Junior – At the end of the year as a Novice, the candidate, with the consent of the community, makes three-year temporary vows of obedience, stability and conversion of life (conversatio morum). He is now called a Junior.
Member-for-Life – When the three-year period is up and with the consent of the community, the Junior can make solemn vows and become a full member-for-life of the monastery. (Vocations page)
Albs and cowls in the monastery sacristy
As the monastery welcomes to its community a novice (see article in this issue), we are heartened to see the continued vitality of Benedictine vocation. Indeed, as the pontiffs have stressed the universal vocation of all the faithful, it is also important to point to the wider Benedictine vocation shared by many others who have joined the extended monastic community as lay oblates.
“Lay oblates are a particular way in which a monastic community is able to share the fraternal communion of its life with lay people who seek to leaven the dough of their ordinary lives and their service of the mission of the local church with the yeast of Benedictine wisdom. They have responded to a call, been through a process of discernment and formation, and have made a promise to witness to Benedictine life in their homes, at work and in the local church. The part that oblates play in the individual communities where they make their oblation varies, but the mutual witness of prayer and the sharing of the testimony of lives that look to the Rule to support them is an encouragement to the monastic communities and is a sign of the vitality of Benedictine life in the local churches.” (from "To Prefer Nothing to Christ," The Catholic Truth Society)
Monastic Community with Manquehue Apostolic Movement friends Cata, Alvaro and Clarita
Oblates express this commitment through a renewable promise to conform their own lives, as fits their particular situations, to the pattern set out by Saint Benedict. “The duties of an Oblate are chiefly to devote a period of each day to prayer, lectio divina, and if possible, to attend mass during the week, especially on notable feast days. In addition, one should observe the call to repentance and make a brief examination of conscience each night.

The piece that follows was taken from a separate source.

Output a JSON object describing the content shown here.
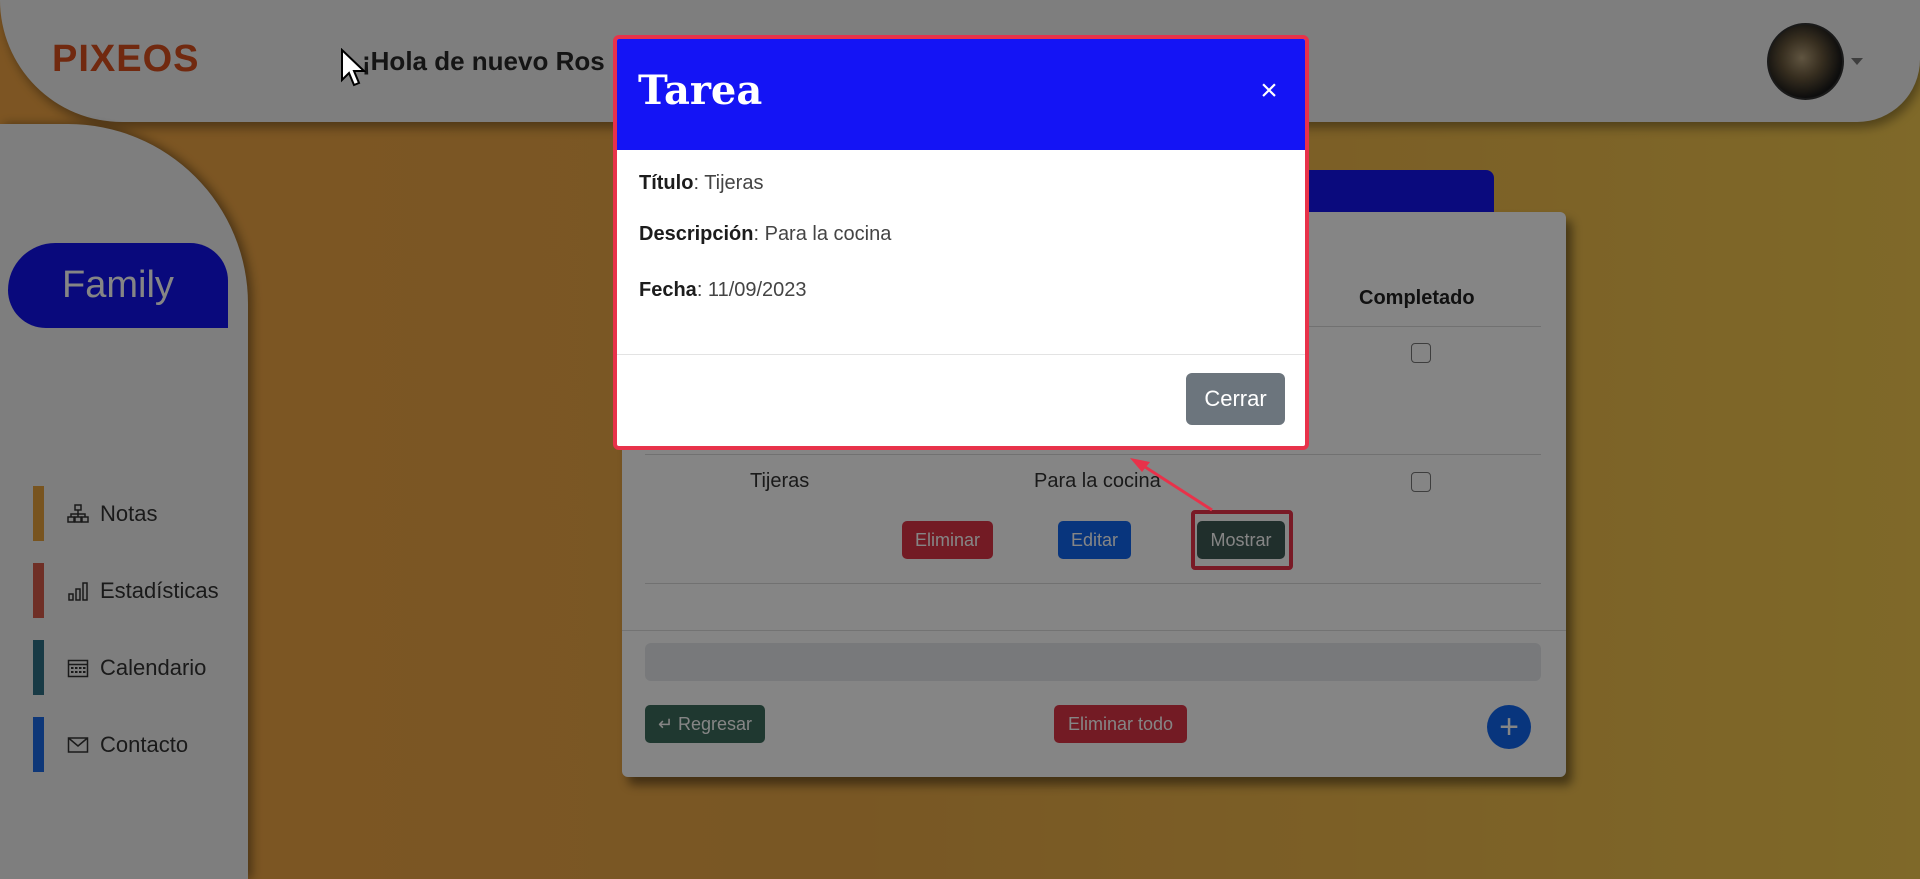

Acquaintance with the Rule can be fostered by reading a small portion of it on a daily basis as is done in monasteries.” (Oblates)
Eric Buck's oblation, 2019
We note in this description the emphasis on each day’s devotion, each day’s vocation. The conclusion of the day thus hearkens back to its beginning: the call to hear his voice, and the self-examination to discern what one has heard, and how one has responded. So with the gratitude Pope Francis sees in this experience of vocation, and that we see in the response at work in our own community, we join the prayers of this World Day of Prayer for Vocations.